Posts Tagged ‘Body Shops’

H-1B Visa Scams

Friday, July 5th, 2013

It is interesting that you have to go to what I generally/broadly consider the left to find any news of H-1B visa scam news. You won’t find articles like this in The Wall Street Journal or the Dallas Morning News. (I don’t consider the Dallas Morning News left or right, they are just in favor of whatever government program benefits the region, they have no principals.)

I just went around the web this morning to take a look at this, given this Slate post several sites have linked to.

From the Boston Globe: Rethinking H-1B Visas

From The Daily Kos: H-1B Guest Worker Fraud and the Lacking Skills Scam

From the Democratic Underground: 41 Disqualified H-1B Employers

From the Times of India: 41 Disqualified H-1B Employers (Warning: Slide Show)

From the Economic Times: Indian American company indicted for misuse of H-1B visa

Those last two links are their because it demonstrates that Indians know the score. They see the H-1B visa scam as an entry to the U.S.

The Slate writer makes fun of the tech workers that don’t want an expansion of the H-1B program. Slate links to this article from The Verge which is sympathetic to the plight of American IT workers:

The largest employers of H1-B workers aren’t firms like Facebook and Microsoft, they are actually outsourcing companies like Infosys, Tata, and Wipro.

But you know what? Those workers for the Indian companies Infosys, Tata and Wipro are contracted out to Microsoft, Facebook and others. Also, how does an Indian company get to set up shop in the U.S. and then issue H-1B visas to Indian? Why don’t they just work with Indians in India. I know of this thing called the Internet that allows software workers to be anyplace in the world. It’s pretty cool this Internet thing. It is most useful when working with virtual products such as software.

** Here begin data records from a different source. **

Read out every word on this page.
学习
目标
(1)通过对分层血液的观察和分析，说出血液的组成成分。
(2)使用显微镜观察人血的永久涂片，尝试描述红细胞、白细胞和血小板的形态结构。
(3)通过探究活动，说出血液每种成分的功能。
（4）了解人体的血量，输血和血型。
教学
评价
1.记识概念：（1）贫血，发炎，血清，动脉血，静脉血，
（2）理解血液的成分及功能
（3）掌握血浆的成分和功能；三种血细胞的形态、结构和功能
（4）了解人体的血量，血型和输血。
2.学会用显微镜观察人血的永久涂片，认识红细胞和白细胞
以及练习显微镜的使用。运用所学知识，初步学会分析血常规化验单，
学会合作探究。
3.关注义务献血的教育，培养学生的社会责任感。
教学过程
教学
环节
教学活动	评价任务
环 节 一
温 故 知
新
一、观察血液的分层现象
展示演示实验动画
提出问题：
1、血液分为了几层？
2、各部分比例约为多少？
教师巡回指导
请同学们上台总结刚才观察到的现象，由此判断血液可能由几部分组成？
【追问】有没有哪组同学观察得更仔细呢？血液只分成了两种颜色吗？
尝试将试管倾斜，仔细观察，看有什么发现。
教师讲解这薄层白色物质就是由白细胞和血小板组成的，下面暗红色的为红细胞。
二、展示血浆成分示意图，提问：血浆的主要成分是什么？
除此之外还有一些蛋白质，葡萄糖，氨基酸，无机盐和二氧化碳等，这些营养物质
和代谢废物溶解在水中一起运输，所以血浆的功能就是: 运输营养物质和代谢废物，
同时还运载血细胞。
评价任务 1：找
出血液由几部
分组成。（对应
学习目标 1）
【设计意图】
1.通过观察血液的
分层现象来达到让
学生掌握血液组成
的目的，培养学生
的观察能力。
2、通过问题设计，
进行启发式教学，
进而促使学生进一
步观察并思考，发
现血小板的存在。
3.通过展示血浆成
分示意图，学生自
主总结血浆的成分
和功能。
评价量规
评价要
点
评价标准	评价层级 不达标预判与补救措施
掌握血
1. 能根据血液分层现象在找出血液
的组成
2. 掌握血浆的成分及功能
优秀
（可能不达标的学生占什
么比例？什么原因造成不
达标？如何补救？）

But the real abuses of the H-1B visa program are at the smaller companies like Dibon Solutions mentioned in the Boston Globe and Economic Times article above. While the company was indicted for the practice of “benching,” these lower level companies often do something that is worse. (You won’t find mention of Dibon Solutions in the Dallas Morning News. This goes to my opinion above about the DMN being in favor of whatever benefits this area. There are many companies in this area hiring H-1B workers. Some of them quite large and, of course, they could be possible advertisers in the DMN.)

The are many companies in the H-1B business, called body shops, that operate as temp agencies. They bring a worker to the U.S. and then they farm them out to other companies on an hourly rate. If they are idle, they don’t get paid. Hence the term benching. What is never mentioned is that the workers are often charged on the front end a substantial fee to get the H-1B visa in the first place. That’s right a body shop will charge the worker a fee to come to the U.S. and then only employ and pay them sporadically. Eventually, if everything goes right for the worker, he’ll (and it’s always a he) get a “permanent” assignment with a U.S. company. It might take one or two years, but that is considered a success. Also, if anybody cares, the corporate manager that hires this H-1B visa worker into the U.S. company is always of the same “ethnic” group and collects a fee in direct violation of his corporate policies.

I’m sure there are some people in India, that come out of ITT, that are really, really smart and U.S. tech companies pay them a lot of money to come here to work for them. These people are not the ones that concern me. The ones that concern me are the workers that come through these body shops. The only reason that the system they employ to come to the U.S. works at all is because they are willing to work for less money than the typical U.S. worker. There is no other reason.

Just as with the low skilled workers that come from the South depressing wages from everybody else as the effects ripple through the economy, so do these supposedly skilled workers depress the wages and opportunities for tech and other middle class workers.

We do not have a shortage of STEM workers in this country. We have companies trying to lower their costs through looser immigration policies. It is that simple.